Mayor of Prince Rupert
- In office 1954–1957

Personal details
- Born: George Edwin Hills June 30, 1905 Grimsby, England
- Died: April 3, 1978 (aged 72) Nanaimo, British Columbia
- Party: Co-operative Commonwealth Federation
- Spouse: Elizabeth Casey

= George Edwin Hills =

Canadian politician

George Edwin Hills (June 30, 1905 - April 3, 1978) was an English-Canadian politician and contractor who served as a member of the Legislative Assembly of British Columbia (MLA) representing the riding of Prince Rupert from 1952 to 1953 as a member of the Co-operative Commonwealth Federation (CCF) and mayor of Prince Rupert from 1954 to 1957.

== Life and career ==
Hills was born in Grimsby, England. He immigrated to Canada and settled in Prince Rupert, British Columbia, where he became involved in local politics. He married Elizabeth Casey and began his political career as an alderman for Prince Rupert.

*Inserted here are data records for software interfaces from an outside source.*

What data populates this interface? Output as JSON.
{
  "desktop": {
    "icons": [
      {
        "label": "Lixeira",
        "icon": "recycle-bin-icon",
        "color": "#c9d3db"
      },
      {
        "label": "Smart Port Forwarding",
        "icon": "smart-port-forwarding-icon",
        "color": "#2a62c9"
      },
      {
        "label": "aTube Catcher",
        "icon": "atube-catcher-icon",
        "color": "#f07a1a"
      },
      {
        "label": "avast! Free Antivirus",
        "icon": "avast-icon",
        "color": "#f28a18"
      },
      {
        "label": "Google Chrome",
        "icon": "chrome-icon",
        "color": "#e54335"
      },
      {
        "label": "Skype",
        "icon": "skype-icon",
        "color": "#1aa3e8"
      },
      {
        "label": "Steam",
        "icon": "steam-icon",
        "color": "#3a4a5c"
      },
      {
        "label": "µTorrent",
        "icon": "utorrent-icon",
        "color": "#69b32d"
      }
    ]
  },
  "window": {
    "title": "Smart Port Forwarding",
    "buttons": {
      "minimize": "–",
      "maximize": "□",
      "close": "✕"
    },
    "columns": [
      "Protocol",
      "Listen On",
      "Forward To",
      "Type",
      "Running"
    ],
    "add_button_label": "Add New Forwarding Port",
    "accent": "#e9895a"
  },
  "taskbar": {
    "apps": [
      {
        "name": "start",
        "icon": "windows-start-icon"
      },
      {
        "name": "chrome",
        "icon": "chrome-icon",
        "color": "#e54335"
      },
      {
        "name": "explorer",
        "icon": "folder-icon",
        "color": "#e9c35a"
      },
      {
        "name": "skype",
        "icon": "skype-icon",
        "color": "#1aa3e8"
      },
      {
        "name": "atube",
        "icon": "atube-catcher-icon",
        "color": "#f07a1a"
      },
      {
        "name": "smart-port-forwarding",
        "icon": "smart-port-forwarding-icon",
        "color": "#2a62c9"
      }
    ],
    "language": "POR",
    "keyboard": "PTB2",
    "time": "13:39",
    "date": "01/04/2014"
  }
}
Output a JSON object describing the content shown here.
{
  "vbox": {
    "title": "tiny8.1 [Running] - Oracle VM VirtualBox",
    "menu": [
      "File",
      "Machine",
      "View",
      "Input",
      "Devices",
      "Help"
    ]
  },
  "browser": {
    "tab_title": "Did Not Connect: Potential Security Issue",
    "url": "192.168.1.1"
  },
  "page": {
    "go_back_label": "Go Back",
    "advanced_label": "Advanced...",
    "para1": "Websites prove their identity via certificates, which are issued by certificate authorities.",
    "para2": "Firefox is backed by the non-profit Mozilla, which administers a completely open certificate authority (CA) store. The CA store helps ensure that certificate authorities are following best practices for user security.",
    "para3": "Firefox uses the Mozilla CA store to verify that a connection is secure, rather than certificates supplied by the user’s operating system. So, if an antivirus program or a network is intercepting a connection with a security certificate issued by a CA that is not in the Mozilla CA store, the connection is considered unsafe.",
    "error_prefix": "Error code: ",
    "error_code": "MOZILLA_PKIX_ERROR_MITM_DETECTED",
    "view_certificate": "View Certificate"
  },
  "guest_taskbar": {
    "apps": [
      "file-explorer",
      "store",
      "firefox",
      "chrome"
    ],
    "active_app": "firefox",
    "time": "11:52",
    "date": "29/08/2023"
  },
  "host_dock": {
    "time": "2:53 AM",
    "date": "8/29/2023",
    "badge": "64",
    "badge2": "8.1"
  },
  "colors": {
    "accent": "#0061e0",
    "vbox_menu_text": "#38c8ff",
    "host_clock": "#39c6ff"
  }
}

Hills was elected to the Legislative Assembly of British Columbia in the 1952 general election as a member of the CCF, which was a socialist political party at the time. However, his term in the assembly was short-lived being defeated in the 1953 general election. He later ran unsuccessful in his bid for re-election in the 1956 general election. In addition to his provincial political involvement, Hills served as mayor of Prince Rupert from 1954 to 1957.

Hills moved to Nanaimo, British Columbia around 1968 and lived there until his death on April 3, 1978.